MEXICO - Report 11 Aug 2017 by Guillermo Valdes and Esteban Manteca

As the incumbent PRI considers new ground rules for its presidential selection process, and that of Morena was always a foregone conclusion, PAN and PRD leaders have been stepping up efforts to establish what they have billed as a Broad Opposition Front (BOF) that could involve other political parties and, perhaps more importantly, a broad swath of civil society representatives who could help such a coalition attract the growing share of the electorate disillusioned with parties in general.

Last week an event in Chihuahua sponsored by prominent PAN members, and another in Mexico City organized by a PRD power group, were held to promote the idea. State governors and other major political figures were on hand, generally offering to back such an alliance, but BOF partisans have yet to resolve one of the most immediate issues that will determine whether it becomes a reality: settling on a common presidential candidate.

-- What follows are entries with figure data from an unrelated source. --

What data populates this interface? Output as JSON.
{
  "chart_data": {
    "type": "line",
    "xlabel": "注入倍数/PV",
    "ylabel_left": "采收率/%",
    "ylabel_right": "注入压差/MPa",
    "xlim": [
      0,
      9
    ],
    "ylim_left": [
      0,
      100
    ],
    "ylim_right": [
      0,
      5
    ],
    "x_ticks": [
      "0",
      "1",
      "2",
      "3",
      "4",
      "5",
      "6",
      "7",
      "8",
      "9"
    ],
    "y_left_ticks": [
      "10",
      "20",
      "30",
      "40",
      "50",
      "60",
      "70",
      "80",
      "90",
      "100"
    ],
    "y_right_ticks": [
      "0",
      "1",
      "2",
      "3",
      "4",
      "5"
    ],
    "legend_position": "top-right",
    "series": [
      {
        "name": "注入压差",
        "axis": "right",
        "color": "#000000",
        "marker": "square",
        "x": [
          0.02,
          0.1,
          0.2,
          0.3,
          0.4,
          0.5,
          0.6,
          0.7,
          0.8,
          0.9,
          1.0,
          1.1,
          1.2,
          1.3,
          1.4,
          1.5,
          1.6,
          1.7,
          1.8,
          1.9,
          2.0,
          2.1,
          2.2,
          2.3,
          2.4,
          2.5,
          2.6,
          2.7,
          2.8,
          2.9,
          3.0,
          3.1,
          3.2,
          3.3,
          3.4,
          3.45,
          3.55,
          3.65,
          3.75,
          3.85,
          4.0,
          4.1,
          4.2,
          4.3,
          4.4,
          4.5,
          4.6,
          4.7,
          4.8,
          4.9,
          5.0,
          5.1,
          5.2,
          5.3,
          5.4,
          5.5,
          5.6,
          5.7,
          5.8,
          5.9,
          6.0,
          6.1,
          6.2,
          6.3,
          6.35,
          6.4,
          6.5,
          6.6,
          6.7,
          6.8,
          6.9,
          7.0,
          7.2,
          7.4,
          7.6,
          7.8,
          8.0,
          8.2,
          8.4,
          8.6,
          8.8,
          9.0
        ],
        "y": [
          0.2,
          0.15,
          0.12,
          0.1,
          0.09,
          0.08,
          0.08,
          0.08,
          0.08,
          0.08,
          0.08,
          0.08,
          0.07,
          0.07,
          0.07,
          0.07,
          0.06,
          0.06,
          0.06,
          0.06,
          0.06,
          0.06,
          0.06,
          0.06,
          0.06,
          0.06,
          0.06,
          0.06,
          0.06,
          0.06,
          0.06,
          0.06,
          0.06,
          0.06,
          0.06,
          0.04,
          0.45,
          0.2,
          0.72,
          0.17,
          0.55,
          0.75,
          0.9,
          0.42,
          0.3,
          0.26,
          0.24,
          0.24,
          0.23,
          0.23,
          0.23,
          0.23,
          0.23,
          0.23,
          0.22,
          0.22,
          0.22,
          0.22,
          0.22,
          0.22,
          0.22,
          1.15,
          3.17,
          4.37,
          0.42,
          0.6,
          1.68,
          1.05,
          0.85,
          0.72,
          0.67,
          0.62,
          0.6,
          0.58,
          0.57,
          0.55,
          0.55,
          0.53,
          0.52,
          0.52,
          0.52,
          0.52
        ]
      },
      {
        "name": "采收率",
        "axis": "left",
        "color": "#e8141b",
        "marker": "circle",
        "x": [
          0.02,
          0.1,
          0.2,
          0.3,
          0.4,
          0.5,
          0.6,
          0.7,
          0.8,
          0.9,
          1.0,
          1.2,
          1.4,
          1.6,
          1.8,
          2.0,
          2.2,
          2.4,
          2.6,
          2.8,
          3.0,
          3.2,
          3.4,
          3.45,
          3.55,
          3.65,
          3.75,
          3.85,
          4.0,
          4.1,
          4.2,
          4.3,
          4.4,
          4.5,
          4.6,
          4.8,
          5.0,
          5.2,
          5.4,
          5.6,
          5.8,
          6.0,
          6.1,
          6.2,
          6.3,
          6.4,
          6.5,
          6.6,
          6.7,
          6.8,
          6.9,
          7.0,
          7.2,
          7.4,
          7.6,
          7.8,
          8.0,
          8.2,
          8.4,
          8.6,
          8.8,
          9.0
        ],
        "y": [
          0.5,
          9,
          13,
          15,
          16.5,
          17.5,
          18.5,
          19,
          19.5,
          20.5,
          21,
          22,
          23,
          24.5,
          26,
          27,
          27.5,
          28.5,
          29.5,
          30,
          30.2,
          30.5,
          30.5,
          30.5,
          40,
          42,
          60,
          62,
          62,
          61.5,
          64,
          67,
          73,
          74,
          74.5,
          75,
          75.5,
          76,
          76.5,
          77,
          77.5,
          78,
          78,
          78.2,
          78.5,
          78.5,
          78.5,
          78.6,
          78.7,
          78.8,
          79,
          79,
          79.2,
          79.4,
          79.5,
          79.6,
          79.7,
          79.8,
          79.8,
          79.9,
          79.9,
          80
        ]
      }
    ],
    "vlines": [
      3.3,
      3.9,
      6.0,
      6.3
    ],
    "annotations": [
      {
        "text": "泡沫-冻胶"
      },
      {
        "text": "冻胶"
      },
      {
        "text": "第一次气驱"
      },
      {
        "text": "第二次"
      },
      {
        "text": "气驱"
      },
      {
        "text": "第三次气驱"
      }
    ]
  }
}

More troublingly, scant progress has been made to sketch out the contours of a joint campaign platform that could constitute an appealing, innovative and viable governing program.

The presence of all four PRD sitting governors at the events, as well as the party’s top leaders, underscored the seriousness with which the PRD political apparatus is taking the possibility of a front with the PAN. The party’s enthusiasm is based less on any supposed ideological affinities than pragmatic and clientelist calculations of what is needed for the organization to survive politically in a period in which it has been outflanked on the left by Morena.

In contrast, the PAN is divided over its own frozen presidential nomination process, whose main protagonists are split over whether the party can win in 2018 without making major candidate and campaign concessions to lesser allies. With the party’s strongest polling potential nominee, Margarita Zavala, viewing the BOF efforts as little more than a maneuver to frustrate her bid to win the PAN nomination, there is a threat that a focus on building such a grand alliance could ultimately dash the PAN’s prospects in 2018 by leaving a significant part of its own electoral base divided and demoralized.